Superbugs found in pork from Carrefour Spain and Walmart Brazil
We found these superbugs – bacteria resistant to antibiotics most critically important to humans – in pork on supermarket shelves in Spain and Brazil. This is a result of the overuse of antibiotics in the cruel factory farming of pigs
The superbug crisis
Superbugs in the food chain can cause food poisoning, blood poisoning, urinary tract infections and in some cases, even death.
By current estimates, superbugs are killing 700,000 people every year.
Antibiotics and factory farming
This shocking result of our investigation highlights how the overuse of antibiotics in factory farming is propping up a broken system.

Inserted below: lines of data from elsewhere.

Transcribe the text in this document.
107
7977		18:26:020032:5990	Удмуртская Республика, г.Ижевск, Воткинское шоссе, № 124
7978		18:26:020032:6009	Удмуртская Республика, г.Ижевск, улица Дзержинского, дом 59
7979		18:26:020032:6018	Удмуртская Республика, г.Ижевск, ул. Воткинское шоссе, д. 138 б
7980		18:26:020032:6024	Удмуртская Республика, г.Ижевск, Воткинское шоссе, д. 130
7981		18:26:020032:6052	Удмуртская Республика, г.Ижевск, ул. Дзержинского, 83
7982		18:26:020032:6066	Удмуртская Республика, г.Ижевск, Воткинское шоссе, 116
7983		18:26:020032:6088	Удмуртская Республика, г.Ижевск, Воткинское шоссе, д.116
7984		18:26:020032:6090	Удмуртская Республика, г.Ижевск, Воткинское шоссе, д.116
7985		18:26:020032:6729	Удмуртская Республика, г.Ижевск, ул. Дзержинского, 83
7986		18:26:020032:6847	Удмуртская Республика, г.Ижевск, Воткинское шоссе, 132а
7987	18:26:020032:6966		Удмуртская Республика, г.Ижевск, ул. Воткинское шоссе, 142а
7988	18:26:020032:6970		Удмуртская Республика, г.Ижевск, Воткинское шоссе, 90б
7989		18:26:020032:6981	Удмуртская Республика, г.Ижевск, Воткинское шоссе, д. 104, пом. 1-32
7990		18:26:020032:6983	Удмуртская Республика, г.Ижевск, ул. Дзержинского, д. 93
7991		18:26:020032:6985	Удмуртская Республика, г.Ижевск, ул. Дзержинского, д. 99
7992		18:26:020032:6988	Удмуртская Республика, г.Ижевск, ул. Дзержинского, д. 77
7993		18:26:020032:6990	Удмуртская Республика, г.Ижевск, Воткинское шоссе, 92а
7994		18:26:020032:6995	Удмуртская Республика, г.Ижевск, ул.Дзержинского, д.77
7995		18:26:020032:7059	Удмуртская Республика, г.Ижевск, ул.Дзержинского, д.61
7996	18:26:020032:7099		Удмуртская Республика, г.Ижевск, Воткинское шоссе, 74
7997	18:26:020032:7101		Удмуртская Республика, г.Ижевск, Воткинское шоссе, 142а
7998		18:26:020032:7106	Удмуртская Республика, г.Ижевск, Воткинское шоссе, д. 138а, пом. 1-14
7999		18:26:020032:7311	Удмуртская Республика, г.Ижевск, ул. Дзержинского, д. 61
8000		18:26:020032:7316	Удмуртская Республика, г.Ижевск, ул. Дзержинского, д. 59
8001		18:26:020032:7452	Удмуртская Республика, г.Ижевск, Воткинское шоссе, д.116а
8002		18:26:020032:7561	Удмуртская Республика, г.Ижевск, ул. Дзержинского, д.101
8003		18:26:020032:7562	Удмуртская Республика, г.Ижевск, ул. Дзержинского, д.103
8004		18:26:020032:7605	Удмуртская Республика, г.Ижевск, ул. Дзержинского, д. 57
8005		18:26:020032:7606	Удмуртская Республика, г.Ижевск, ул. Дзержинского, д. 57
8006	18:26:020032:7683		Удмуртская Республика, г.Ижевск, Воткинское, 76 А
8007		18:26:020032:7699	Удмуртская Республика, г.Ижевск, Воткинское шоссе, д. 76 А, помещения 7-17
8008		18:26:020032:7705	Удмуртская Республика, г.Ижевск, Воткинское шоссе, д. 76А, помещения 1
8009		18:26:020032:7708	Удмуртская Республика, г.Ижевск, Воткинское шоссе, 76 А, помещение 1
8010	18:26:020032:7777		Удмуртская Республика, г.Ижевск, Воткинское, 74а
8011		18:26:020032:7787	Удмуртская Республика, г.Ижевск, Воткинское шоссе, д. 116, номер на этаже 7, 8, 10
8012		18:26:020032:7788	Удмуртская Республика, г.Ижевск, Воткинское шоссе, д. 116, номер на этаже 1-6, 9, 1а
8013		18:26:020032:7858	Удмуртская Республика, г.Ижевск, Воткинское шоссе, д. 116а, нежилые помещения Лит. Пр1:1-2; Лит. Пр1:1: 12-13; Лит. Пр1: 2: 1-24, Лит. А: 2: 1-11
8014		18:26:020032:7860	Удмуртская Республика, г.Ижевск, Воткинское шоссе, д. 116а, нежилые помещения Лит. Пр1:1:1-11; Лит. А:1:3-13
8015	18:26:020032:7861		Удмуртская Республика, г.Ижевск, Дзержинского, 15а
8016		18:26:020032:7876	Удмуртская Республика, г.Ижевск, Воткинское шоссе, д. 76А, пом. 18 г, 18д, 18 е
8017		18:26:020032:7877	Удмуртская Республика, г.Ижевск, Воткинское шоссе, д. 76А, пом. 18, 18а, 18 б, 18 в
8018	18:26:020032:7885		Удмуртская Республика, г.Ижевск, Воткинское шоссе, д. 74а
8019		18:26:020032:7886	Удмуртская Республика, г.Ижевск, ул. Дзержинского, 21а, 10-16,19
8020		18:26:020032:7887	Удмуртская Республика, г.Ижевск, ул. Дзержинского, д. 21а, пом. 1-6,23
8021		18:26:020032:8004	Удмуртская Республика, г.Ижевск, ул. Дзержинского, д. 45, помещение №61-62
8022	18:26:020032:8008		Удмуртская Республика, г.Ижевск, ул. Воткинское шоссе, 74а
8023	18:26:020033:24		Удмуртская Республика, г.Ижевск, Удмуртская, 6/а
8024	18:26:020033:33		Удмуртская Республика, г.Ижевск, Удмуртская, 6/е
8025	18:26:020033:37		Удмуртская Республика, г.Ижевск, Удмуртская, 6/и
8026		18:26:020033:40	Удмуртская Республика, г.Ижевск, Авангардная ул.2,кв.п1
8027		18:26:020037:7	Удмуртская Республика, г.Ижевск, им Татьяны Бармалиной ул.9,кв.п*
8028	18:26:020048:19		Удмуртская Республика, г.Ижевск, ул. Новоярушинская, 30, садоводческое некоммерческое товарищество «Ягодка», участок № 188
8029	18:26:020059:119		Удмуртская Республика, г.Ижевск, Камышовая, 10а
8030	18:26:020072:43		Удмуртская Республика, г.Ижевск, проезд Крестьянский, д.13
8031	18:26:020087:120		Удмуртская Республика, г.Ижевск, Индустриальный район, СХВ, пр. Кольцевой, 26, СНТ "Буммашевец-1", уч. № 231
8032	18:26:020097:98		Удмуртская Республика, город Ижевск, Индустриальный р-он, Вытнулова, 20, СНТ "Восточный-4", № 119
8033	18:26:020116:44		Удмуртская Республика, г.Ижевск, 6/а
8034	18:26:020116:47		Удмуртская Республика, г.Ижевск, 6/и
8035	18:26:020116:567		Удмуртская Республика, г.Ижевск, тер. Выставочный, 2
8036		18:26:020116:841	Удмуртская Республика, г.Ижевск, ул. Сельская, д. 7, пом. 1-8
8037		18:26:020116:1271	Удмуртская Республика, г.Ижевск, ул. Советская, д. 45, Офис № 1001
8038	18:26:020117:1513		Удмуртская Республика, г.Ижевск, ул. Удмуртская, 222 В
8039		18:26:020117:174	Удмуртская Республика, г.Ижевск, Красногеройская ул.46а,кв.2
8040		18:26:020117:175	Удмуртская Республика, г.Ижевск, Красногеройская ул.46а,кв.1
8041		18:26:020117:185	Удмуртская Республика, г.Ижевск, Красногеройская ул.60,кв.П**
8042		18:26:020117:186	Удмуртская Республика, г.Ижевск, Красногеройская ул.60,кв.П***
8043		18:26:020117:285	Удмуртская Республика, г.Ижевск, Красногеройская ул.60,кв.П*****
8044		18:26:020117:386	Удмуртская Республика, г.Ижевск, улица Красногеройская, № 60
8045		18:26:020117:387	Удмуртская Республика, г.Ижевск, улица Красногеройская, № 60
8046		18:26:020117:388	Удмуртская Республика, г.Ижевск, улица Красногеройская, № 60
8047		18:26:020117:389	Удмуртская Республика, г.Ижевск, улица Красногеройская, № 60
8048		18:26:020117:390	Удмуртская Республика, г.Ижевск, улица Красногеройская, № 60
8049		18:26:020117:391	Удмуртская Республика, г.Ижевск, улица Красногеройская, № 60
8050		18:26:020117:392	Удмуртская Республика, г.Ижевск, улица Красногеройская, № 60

Three quarters of the world’s antibiotics are used in farming each year, with the highest use in pigs. Routine overuse is often associated with low-welfare practices.
For pigs on factory farms, this means:
- piglets are taken from their mothers far too early
- mother pigs are used as breeding machines, kept in steel cages no bigger than a fridge, and are unable to turn around
- piglets are cruelly mutilated often with no pain relief: their tails are cut, their teeth are ground or clipped, their ears notched. Most male piglets are castrated
- pigs are cramped in dark, squalid warehouses forced to lie in their own waste.
These stressful and cruel conditions created by pork producers are the perfect breeding ground for infection. Instead of creating a better environment for pigs, they’re overusing antibiotics to stop stressed animals getting sick, causing superbugs.
Supermarkets must act
We’re calling for global supermarkets to improve the lives of pigs by only sourcing pork from high-welfare farms.
Our head of campaign – raise pigs right, Jacqueline Mills, said: “We tested pork products to see for ourselves how the pig industry contributes to superbugs, and to provide evidence to supermarkets to urge them to take responsibility and help to raise pigs right.
“Factory farm conditions for pigs cause them immense pain and stress, which leads to excessive use of antibiotics. But there is a better way. Supermarkets must demand their suppliers improve the welfare of pigs.”
Our work: a better future for farming
We are working with producers to develop higher welfare systems, to get pigs out of cages and into social groups, to end painful mutilations and to provide manipulable materials to allow for expression of natural behaviour.